Band: Cosmocracy, Inc. | Album: A Ride Across Your Mind | Genre: Progressive rock, Psychedelic rock | Bandcamp
This is a delightful album. It’s a high-energy, progressive garage rock piece, and it’s a ton of fun. The guitars have a distinctly bluesy twinge, and the keyboards lend a wide, galactic atmosphere. The bass tone used here comes across as downright funky. The vocals are a little rough and weak, but I’m hoping that’ll be improved on future releases. This band have some room for improvement, but they’re starting off strong.
Band: The Emerald Dawn | Album: Nocturne | Genre: Progressive rock, Neo-prog | Bandcamp
The Emerald Dawn take progressive rock back to the sound of IQ and Marillion on this album, meaning it’s quite synth-heavy. It keeps the tempo down for the most part, moving smoothly along, and the drums often impart a jazzy feel. I’m not the biggest fan of the sound palette on this album, and I wish they would have mixed it up a bit more. And like many, many progressive rock albums, the songs (all 8-20 minutes) have a tendency to become unfocused or drag at moments. But if you’re a big fan of IQ or other neo-prog acts, give this a go!
Band: Gum Takes Tooth | Album: Arrow | Genre: Krautrock, Noise rock | Bandcamp
Gam Takes Tooth provide an interesting brand of experimental rock. It draws in equal parts from krautrock (particularly its more electronic end) and noise rock, to make a buzzing, pounding, hypnotic record, where texture and atmosphere are more important than technical instrumentality. My one major complaint is that it runs long. Songs have a tendency to wear out their welcome, despite strong underlying ideas.
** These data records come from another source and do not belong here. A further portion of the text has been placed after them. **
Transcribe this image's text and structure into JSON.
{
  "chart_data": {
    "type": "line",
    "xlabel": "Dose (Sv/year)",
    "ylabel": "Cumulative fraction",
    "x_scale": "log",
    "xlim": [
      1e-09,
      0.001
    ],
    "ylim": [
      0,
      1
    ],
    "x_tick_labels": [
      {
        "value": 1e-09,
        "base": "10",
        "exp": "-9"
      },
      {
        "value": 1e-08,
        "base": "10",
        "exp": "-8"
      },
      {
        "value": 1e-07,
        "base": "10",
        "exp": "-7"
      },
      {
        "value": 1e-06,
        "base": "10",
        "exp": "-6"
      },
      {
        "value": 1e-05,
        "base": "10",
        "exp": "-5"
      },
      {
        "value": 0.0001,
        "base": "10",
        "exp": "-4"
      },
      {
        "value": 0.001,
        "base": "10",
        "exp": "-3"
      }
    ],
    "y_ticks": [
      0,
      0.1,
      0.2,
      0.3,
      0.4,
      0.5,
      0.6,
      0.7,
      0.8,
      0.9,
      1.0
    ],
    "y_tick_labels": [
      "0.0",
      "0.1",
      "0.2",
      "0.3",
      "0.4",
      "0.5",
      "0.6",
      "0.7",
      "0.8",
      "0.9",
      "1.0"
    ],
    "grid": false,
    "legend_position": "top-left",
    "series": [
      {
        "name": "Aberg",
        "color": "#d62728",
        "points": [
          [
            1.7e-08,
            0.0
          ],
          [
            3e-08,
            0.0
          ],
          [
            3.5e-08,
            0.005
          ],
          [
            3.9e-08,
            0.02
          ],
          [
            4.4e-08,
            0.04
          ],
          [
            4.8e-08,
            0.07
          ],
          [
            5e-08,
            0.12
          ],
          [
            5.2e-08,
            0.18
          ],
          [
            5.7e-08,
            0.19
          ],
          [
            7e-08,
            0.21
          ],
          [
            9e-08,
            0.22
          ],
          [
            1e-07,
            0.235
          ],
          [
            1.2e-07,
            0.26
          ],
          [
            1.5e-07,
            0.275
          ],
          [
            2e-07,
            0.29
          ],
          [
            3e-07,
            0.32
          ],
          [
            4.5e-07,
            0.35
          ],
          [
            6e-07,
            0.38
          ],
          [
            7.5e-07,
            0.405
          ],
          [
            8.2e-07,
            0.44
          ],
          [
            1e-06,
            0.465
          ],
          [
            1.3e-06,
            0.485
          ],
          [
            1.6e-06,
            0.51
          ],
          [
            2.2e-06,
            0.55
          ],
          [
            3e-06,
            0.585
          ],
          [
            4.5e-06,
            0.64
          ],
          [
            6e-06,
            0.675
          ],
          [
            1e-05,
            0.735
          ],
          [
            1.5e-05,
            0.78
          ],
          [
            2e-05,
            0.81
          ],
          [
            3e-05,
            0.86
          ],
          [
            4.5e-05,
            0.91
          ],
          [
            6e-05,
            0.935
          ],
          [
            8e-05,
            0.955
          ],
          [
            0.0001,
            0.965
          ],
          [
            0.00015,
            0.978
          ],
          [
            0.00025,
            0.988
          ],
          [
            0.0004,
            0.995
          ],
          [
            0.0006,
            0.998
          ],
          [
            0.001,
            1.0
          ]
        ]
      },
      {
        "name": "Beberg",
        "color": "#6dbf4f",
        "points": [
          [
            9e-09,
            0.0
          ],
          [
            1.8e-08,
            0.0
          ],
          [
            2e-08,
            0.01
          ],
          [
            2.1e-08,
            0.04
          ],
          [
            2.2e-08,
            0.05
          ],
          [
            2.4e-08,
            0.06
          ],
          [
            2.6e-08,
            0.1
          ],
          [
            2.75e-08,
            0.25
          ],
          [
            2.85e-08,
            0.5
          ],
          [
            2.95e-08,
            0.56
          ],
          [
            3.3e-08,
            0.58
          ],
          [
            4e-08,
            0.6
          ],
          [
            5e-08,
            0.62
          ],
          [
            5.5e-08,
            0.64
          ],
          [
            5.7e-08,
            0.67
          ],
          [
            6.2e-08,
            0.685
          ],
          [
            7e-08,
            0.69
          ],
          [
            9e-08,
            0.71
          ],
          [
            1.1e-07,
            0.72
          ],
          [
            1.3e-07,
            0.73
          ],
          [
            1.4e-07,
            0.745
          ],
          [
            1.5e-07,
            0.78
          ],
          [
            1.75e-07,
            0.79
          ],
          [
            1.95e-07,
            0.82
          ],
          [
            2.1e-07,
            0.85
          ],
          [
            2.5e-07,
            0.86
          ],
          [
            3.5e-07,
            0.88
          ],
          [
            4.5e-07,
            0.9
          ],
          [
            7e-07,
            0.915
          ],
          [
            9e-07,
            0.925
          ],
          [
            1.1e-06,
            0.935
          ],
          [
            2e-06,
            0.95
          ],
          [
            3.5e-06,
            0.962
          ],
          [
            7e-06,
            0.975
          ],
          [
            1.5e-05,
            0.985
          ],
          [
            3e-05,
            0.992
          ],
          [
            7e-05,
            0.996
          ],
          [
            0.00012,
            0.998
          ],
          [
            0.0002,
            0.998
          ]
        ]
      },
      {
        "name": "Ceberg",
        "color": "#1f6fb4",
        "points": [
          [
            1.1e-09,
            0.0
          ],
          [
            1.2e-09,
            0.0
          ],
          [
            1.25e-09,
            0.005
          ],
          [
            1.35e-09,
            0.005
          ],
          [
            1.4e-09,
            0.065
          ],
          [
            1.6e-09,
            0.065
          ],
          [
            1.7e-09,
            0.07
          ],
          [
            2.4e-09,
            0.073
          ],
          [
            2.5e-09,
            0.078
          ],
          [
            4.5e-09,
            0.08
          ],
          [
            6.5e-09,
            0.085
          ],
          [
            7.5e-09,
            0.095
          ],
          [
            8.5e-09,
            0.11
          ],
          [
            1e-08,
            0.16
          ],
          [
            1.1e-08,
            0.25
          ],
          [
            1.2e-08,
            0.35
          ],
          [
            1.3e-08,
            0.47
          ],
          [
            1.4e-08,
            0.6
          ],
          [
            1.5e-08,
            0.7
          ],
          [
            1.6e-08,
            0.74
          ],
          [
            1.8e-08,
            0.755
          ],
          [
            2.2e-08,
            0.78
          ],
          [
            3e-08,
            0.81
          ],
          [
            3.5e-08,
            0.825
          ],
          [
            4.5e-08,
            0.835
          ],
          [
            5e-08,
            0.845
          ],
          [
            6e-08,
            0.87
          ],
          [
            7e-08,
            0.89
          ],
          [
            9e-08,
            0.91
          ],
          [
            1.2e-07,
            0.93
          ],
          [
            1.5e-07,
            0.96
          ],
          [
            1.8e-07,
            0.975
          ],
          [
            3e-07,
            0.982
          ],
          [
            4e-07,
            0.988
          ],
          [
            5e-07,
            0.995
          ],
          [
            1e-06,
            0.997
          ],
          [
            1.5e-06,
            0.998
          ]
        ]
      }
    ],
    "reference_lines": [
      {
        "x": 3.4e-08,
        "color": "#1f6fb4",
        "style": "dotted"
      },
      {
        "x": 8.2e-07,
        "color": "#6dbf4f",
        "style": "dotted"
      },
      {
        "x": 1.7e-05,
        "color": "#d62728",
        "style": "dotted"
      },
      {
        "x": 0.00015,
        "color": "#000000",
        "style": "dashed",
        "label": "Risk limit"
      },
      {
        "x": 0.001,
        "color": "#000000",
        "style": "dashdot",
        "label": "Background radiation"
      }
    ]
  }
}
Band: Laktating Yak | Album: Origin of the Yak | Genre: Zeuhl, RIO | Bandcamp
This is a great, weird, noisy album. The music is high-energy, chaotic, and dissonant. Strange guitar chords help the music plow forward as squealing violins screech over top. Laktating Yak use dissonance to great effect, but they don’t wallow in it or let it become overpowering. It’s a deftly-used tool. These guys remind me a lot of Corima, in that this is a brand of zeuhl that sounds very much from the American Southwest.
Band: Shrezzers | Album: Relationships | Genre: Technical metal, Pop | Bandcamp
This is a bizarre release. And it’s not good-bizarre, like a good zeuhl album or a Frank Zappa release. This is confusing, weird, and just not enjoyable. It takes aspects of djent and other sorta-proggy variations of technical metal and mashes it up with electronic pop elements. The clean vocals are cheesy and overwrought, though the harsh vocals are surprisingly good. There are a couple decent tracks here, but mostly it sounds like someone was a big fan of both Plini and Top 40 pop and couldn’t quite make those two work together. I’m sure there’s an audience for this, but this is a marriage of two genres (pop and djent) that I deeply dislike.
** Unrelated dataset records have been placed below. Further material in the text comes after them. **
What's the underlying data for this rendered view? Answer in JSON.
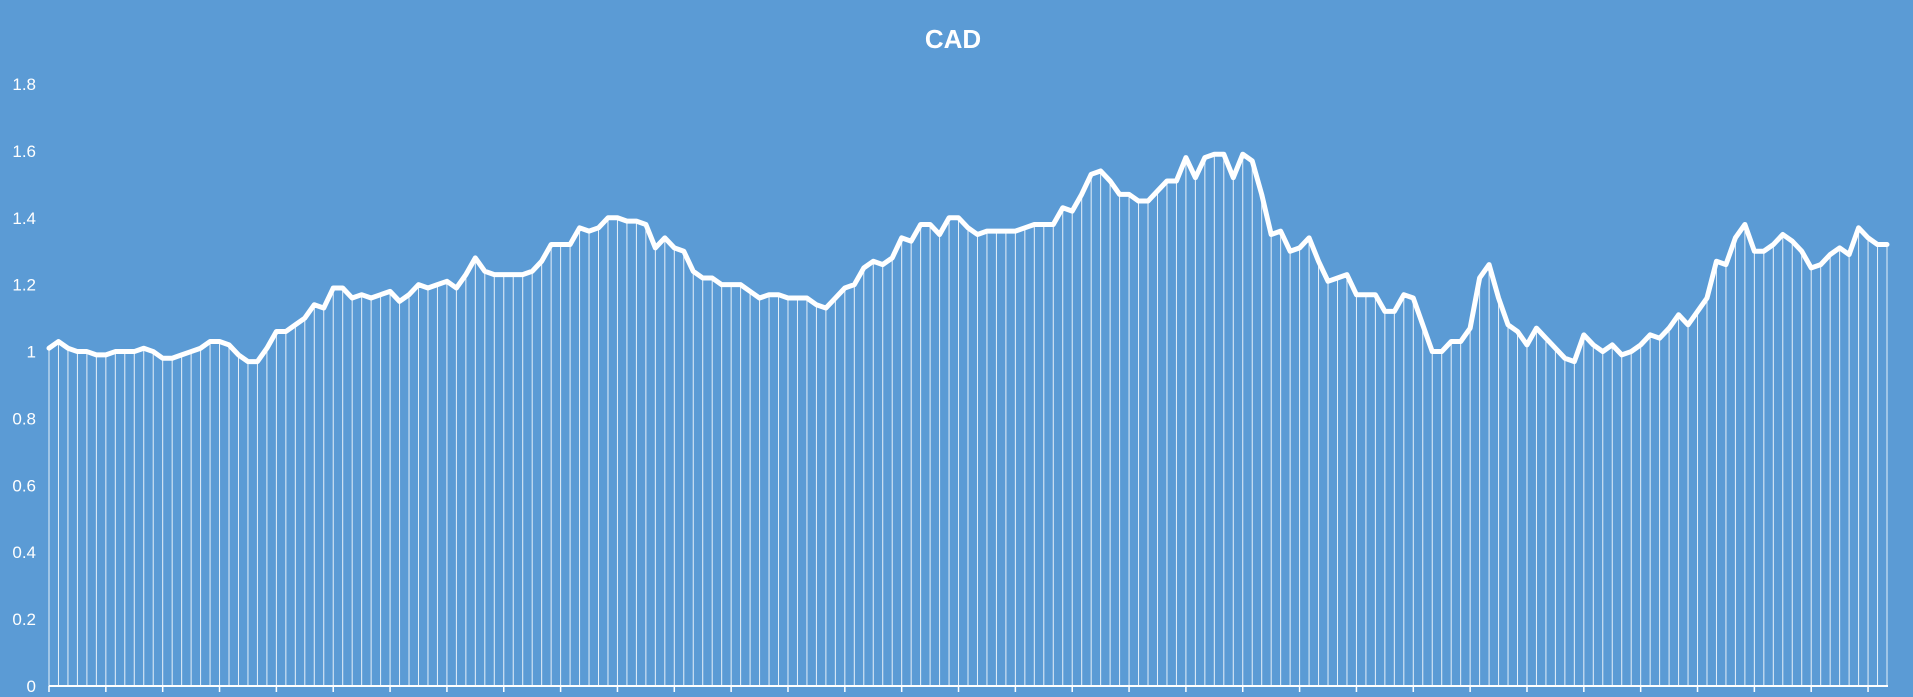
{
  "chart_data": {
    "type": "line",
    "title": "CAD",
    "xlabel": "",
    "ylabel": "",
    "ylim": [
      0,
      1.8
    ],
    "yticks": [
      "0",
      "0.2",
      "0.4",
      "0.6",
      "0.8",
      "1",
      "1.2",
      "1.4",
      "1.6",
      "1.8"
    ],
    "grid": false,
    "legend": "none",
    "drop_lines": true,
    "colors": {
      "background": "#5b9bd5",
      "line": "#ffffff",
      "drop_lines": "#ffffff",
      "text": "#ffffff"
    },
    "series": [
      {
        "values": [
          1.01,
          1.03,
          1.01,
          1.0,
          1.0,
          0.99,
          0.99,
          1.0,
          1.0,
          1.0,
          1.01,
          1.0,
          0.98,
          0.98,
          0.99,
          1.0,
          1.01,
          1.03,
          1.03,
          1.02,
          0.99,
          0.97,
          0.97,
          1.01,
          1.06,
          1.06,
          1.08,
          1.1,
          1.14,
          1.13,
          1.19,
          1.19,
          1.16,
          1.17,
          1.16,
          1.17,
          1.18,
          1.15,
          1.17,
          1.2,
          1.19,
          1.2,
          1.21,
          1.19,
          1.23,
          1.28,
          1.24,
          1.23,
          1.23,
          1.23,
          1.23,
          1.24,
          1.27,
          1.32,
          1.32,
          1.32,
          1.37,
          1.36,
          1.37,
          1.4,
          1.4,
          1.39,
          1.39,
          1.38,
          1.31,
          1.34,
          1.31,
          1.3,
          1.24,
          1.22,
          1.22,
          1.2,
          1.2,
          1.2,
          1.18,
          1.16,
          1.17,
          1.17,
          1.16,
          1.16,
          1.16,
          1.14,
          1.13,
          1.16,
          1.19,
          1.2,
          1.25,
          1.27,
          1.26,
          1.28,
          1.34,
          1.33,
          1.38,
          1.38,
          1.35,
          1.4,
          1.4,
          1.37,
          1.35,
          1.36,
          1.36,
          1.36,
          1.36,
          1.37,
          1.38,
          1.38,
          1.38,
          1.43,
          1.42,
          1.47,
          1.53,
          1.54,
          1.51,
          1.47,
          1.47,
          1.45,
          1.45,
          1.48,
          1.51,
          1.51,
          1.58,
          1.52,
          1.58,
          1.59,
          1.59,
          1.52,
          1.59,
          1.57,
          1.47,
          1.35,
          1.36,
          1.3,
          1.31,
          1.34,
          1.27,
          1.21,
          1.22,
          1.23,
          1.17,
          1.17,
          1.17,
          1.12,
          1.12,
          1.17,
          1.16,
          1.08,
          1.0,
          1.0,
          1.03,
          1.03,
          1.07,
          1.22,
          1.26,
          1.16,
          1.08,
          1.06,
          1.02,
          1.07,
          1.04,
          1.01,
          0.98,
          0.97,
          1.05,
          1.02,
          1.0,
          1.02,
          0.99,
          1.0,
          1.02,
          1.05,
          1.04,
          1.07,
          1.11,
          1.08,
          1.12,
          1.16,
          1.27,
          1.26,
          1.34,
          1.38,
          1.3,
          1.3,
          1.32,
          1.35,
          1.33,
          1.3,
          1.25,
          1.26,
          1.29,
          1.31,
          1.29,
          1.37,
          1.34,
          1.32,
          1.32
        ]
      }
    ]
  }
}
Band: Sight: | Album: Heroica | Genre: Stoner metal, Post metal | Bandcamp
Sight have a lot of good ideas on this album. They remind me a lot of Elder, in that they’re proggy, cosmic, stonery metal. The riffs are strong and heavy, and a lot of moments on this album have a great energy and experimental spirit. I do have one big gripe here. And it’s a really big one. It’s that’s that five of the seven songs are structured nearly identically. The first three-quarters is quiet and calm and mellow, but the last section is all proggy metallic bombast. After a while, it began to strongly grate on me. It’s unfortunate, but I really do wish they could have been more varied in their writing. Somewhat unsurprisingly, the two songs which don’t hem to this pattern are my favorites.
Band: The Sonic Dawn | Album: Eclipse | Genre: Psychedelic rock, Garage rock | Bandcamp
This sounds like the band listened to Nuggets and decided to just ape what they heard there. The musicianship is fine, but there’s nothing original or particularly interesting here. Everything’s drenched in echoes and reverb, and the band are doing their damnedest to sound like they’re a garage band from 1968. There’s the occasional interesting jazzy flourish or particularly catchy hook, but this is nonessential.